Why People Are Digging This Up Now
The 2025 mayoral race was brutal. Between the Columbia University data leaks (which revealed some of his application details) and the constant scrutiny of his "elite" upbringing as the son of filmmaker Mira Nair and professor Mahmood Mamdani, the SAT score became a proxy for "is he actually one of us?"
Opponents tried to paint him as a "champagne socialist" who benefited from the very meritocracy he now calls biased. But Mamdani’s counter-argument has stayed consistent: just because you succeeded in a broken system doesn't mean you have to defend the break.
Education Policy in the Mamdani Era
So, what does a Mayor who was a former SAT tutor actually do with the Department of Education?
- The SHSAT Fight: He’s been vocal about wanting an independent analysis of the Specialized High School Admissions Test. He suspects—along with many researchers—that the test has deep-seated racial and gender biases.
- Performance-Based Assessment: Look for a shift away from the "one big test" model. He’s a fan of the 38 public high schools in New York that use "performance-based assessments" (long-form projects) instead of Regents exams.
- Wealth and Access: His administration is likely to target the "test prep" industry by trying to bake more of that prep into the school day for everyone, or by de-emphasizing the scores entirely in city-level admissions.
What Most People Get Wrong
People often assume that because Mamdani wants to change the testing rules, he must have been "bad" at tests. The evidence suggests the opposite. You don't get through Bronx Science and into a top-tier New England college by struggling with a Scantron.
The real story isn't that he failed the SAT; it's that he mastered it and decided the game was rigged.
Whether you agree with his politics or not, there’s an undeniable irony in the fact that NYC’s youngest mayor in a century is now the boss of the system he used to "hack" for a living.
Actionable Takeaways for New York Parents
If you're a parent in NYC trying to navigate the "Mamdani-era" school system, here’s how to pivot:
- Diversify the Portfolio: Don't just bank on a single test score. Under this administration, portfolios, project-based learning, and "holistic" records are going to carry more weight than they did under Adams or Bloomberg.

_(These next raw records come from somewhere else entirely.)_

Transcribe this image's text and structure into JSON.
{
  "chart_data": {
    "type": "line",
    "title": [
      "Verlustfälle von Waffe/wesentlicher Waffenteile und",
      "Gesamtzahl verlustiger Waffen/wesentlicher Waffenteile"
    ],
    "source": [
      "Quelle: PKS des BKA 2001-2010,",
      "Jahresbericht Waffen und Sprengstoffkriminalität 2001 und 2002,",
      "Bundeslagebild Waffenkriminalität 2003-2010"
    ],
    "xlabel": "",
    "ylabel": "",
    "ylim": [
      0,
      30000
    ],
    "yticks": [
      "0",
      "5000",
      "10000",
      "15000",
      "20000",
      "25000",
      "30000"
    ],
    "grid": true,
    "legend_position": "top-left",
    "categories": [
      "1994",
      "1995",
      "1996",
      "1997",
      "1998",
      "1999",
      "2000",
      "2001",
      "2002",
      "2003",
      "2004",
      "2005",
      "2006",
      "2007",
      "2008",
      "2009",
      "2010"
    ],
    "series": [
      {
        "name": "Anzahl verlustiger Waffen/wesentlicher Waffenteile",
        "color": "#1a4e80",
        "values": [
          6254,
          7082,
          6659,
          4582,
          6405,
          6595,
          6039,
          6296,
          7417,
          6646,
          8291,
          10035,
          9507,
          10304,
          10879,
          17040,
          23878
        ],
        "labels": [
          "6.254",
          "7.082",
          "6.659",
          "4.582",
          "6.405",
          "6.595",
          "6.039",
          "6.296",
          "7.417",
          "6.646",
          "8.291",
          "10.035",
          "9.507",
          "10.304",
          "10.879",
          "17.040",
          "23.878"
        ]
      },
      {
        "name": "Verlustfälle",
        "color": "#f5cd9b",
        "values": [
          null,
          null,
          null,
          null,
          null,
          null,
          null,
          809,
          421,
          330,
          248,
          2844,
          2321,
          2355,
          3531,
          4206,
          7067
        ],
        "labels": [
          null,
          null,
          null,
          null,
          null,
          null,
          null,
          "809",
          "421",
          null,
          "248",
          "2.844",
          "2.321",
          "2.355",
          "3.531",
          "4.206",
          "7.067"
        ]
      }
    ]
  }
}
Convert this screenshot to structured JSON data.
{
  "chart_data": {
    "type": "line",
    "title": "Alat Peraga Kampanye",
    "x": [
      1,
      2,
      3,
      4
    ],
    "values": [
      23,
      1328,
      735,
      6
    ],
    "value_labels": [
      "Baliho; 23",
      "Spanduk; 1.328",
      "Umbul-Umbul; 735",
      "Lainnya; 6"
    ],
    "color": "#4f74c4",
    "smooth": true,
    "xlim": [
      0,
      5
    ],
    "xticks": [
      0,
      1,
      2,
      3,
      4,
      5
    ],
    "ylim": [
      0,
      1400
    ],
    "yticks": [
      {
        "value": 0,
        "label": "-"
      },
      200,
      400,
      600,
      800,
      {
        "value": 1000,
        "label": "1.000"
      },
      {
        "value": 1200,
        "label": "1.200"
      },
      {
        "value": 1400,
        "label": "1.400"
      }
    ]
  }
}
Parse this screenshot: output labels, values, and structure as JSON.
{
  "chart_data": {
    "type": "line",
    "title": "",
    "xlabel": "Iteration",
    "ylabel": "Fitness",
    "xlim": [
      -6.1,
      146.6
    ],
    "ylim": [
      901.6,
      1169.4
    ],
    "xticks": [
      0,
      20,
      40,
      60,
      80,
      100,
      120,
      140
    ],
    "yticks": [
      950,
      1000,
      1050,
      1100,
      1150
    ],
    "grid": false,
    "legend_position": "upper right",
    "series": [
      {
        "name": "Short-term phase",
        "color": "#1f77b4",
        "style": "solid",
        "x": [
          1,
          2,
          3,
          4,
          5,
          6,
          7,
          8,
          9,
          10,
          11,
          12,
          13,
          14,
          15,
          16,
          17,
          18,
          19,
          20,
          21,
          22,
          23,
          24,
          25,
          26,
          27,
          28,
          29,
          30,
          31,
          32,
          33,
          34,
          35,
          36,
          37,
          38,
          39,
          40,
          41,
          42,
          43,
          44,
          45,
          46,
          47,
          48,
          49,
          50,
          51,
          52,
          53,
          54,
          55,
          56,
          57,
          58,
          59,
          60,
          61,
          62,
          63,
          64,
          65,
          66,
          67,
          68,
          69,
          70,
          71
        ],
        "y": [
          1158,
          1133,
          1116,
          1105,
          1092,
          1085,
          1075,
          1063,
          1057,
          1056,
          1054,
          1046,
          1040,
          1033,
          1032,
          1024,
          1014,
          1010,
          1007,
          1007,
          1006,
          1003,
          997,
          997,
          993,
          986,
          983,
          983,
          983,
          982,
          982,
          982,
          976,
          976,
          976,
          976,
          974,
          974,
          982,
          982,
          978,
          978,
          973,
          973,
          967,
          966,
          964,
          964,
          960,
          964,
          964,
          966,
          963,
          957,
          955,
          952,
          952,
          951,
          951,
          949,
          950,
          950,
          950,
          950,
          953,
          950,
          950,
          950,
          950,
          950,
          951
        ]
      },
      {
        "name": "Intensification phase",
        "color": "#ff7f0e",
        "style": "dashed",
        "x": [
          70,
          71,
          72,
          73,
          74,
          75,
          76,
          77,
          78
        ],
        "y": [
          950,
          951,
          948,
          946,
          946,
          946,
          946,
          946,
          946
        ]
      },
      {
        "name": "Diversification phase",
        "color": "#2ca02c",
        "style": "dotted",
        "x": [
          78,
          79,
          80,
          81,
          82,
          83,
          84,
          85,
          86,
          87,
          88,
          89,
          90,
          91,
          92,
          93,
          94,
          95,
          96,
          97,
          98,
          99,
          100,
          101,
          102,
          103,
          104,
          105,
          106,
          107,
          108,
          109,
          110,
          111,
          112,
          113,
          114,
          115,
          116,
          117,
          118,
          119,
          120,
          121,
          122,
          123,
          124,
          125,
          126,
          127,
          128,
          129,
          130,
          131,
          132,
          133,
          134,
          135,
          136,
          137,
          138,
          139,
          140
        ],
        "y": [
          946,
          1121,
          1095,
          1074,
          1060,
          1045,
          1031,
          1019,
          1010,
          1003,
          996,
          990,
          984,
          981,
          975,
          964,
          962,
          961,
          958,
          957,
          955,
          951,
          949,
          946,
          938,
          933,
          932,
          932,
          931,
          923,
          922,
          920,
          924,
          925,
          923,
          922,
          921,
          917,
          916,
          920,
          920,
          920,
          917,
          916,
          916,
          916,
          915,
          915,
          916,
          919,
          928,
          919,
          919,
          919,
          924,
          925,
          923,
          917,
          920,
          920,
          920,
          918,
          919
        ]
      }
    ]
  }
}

- Watch the SHSAT: Keep a close eye on the 2026-2027 admissions cycle. There will likely be attempts to change the weighting of the specialized high school entrance exams.
- Focus on Literacy: Despite his progressive stance on testing, Mamdani has shown support for continuing the phonics-based reading initiatives (NYC Reads). High-level reading comprehension is a "future-proof" skill regardless of what the SAT looks like.
The Zohran Mamdani SAT score isn't just a number. It's a symbol of the tension between New York's elite educational past and the more equitable future the new Mayor is trying to build. He’s betting that the city is ready to stop teaching to the test and start teaching the students.